Он поморгал, избавившись от дымки в глазах, когда по асфальту застучали мужские туфли.
– Разве ты не бросил курить, Фрэнк?
Желудок шерифа Дирборна заурчал.
– Не подходи.
Губы мужчины изогнулись в улыбке.
– Ты не переживай. Я никому не скажу. Особенно Триш. – Он подмигнул своим правым глазом. Идеальным правым глазом. Лоснящаяся капля угольно-черного оттенка, плавающая в бесконечном жемчужно-белом море.
«Убирайся!» Но слова не слетели с губ Шерифа. Они зацепились за голод, сжимавший его горло и пересохший рот.
Мужчина жестом указал на зеркальную поверхность очков Дирборна.
– Как жаль, что мне нельзя носить солнцезащитные очки. Эмили всегда говорит, что от слез опухают глаза. – Его смешок показался сухим и натянутым. – Но ты сам знаешь, как это бывает у моей Эм.
– Слезы делают их влажными, – прошептал он. «Тяжелыми, сочными и…» Он стер слюну с уголков губ.
Мужчина наступил на размокший клочок бумаги, который расплющился под носком его блестящего кожаного ботинка.

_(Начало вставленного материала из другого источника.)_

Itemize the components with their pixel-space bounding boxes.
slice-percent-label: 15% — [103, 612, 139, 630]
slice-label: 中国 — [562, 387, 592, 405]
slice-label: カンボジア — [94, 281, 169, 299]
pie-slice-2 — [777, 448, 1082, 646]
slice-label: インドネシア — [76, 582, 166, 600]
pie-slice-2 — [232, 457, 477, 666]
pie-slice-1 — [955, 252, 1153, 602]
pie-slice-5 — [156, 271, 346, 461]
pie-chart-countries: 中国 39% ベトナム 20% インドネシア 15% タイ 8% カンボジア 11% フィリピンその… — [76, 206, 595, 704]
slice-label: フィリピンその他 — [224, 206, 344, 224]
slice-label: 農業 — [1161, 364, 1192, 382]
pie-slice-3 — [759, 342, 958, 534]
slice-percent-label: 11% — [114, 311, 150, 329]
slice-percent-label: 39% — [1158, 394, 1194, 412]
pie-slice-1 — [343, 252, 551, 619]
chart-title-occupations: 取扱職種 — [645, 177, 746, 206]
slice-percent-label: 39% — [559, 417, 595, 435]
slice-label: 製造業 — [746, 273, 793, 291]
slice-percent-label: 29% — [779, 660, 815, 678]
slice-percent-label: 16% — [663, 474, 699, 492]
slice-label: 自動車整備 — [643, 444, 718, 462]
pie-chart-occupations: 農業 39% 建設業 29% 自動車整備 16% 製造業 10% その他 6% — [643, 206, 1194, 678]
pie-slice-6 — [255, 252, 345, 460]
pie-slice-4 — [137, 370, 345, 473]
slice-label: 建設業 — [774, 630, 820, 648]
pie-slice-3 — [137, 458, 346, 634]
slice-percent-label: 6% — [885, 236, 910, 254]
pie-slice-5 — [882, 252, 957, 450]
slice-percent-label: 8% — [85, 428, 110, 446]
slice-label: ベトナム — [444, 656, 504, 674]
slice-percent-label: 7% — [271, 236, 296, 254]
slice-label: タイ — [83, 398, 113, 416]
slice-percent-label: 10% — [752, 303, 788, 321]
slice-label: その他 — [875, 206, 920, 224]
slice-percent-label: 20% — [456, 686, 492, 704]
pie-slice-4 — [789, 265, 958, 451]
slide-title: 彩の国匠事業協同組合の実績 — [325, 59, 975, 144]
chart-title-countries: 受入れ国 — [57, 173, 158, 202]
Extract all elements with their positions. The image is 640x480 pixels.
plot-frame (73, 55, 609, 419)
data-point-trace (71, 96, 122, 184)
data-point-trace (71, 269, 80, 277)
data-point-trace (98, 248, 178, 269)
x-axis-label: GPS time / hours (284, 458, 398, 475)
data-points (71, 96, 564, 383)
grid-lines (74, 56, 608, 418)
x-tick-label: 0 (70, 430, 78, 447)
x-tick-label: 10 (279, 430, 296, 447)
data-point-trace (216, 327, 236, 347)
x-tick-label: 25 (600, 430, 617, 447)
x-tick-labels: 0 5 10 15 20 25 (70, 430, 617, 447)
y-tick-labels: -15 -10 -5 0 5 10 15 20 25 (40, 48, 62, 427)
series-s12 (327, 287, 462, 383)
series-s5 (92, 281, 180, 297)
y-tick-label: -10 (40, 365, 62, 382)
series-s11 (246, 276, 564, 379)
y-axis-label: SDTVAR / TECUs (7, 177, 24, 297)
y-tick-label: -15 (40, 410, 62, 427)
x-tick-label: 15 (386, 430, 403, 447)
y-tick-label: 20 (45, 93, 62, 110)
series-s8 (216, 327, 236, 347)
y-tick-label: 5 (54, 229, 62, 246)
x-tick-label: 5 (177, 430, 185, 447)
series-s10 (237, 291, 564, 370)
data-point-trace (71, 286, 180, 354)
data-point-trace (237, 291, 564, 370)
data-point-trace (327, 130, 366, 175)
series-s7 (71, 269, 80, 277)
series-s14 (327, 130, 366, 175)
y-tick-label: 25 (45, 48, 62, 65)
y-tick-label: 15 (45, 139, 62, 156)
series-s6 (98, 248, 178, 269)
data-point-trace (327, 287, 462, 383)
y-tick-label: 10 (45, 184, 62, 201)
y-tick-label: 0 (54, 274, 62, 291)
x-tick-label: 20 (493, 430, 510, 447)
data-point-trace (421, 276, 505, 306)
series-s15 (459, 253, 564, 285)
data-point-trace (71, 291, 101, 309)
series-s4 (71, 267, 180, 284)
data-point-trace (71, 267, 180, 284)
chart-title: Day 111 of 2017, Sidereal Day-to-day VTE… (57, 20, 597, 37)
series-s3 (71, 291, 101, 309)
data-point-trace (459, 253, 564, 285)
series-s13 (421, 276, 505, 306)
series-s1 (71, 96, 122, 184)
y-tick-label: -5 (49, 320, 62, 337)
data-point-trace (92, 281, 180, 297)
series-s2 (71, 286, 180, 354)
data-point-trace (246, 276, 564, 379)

– В маленьких городках подобная работа всегда сложна. Я знаком с каждым человеком, которого готовлю в последний путь. Если и не дружил с ним, то точно знал кого-то из его родственников. Мужчины наших профессий должны оставаться сильными. Люди полагаются и надеются на нас.
Шериф оттолкнулся от мусорного контейнера и подобрался к человеку с безупречным глазом.
– Могу я быть с тобой честным? Действительно честным?
– Конечно, Фрэнк. – Он часто моргал, глядя, когда смотрел в сторону Дирборна.
– Я слабейший человек из всех, кого ты знаешь. – Он бросился вперед и, схватив мужчину за шею, бросил его на тротуар. Короткие, аккуратно подстриженные пальцы вцепились в лицо Фрэнка Дирборна. Резкий удар зацепил очки Фрэнка, отбросив их на асфальт. Нутро Дирборна трепетало. Теперь он мог видеть все более четко. Видеть, как в идеальных глазах угасает дух борьбы, словно последний снег на траве.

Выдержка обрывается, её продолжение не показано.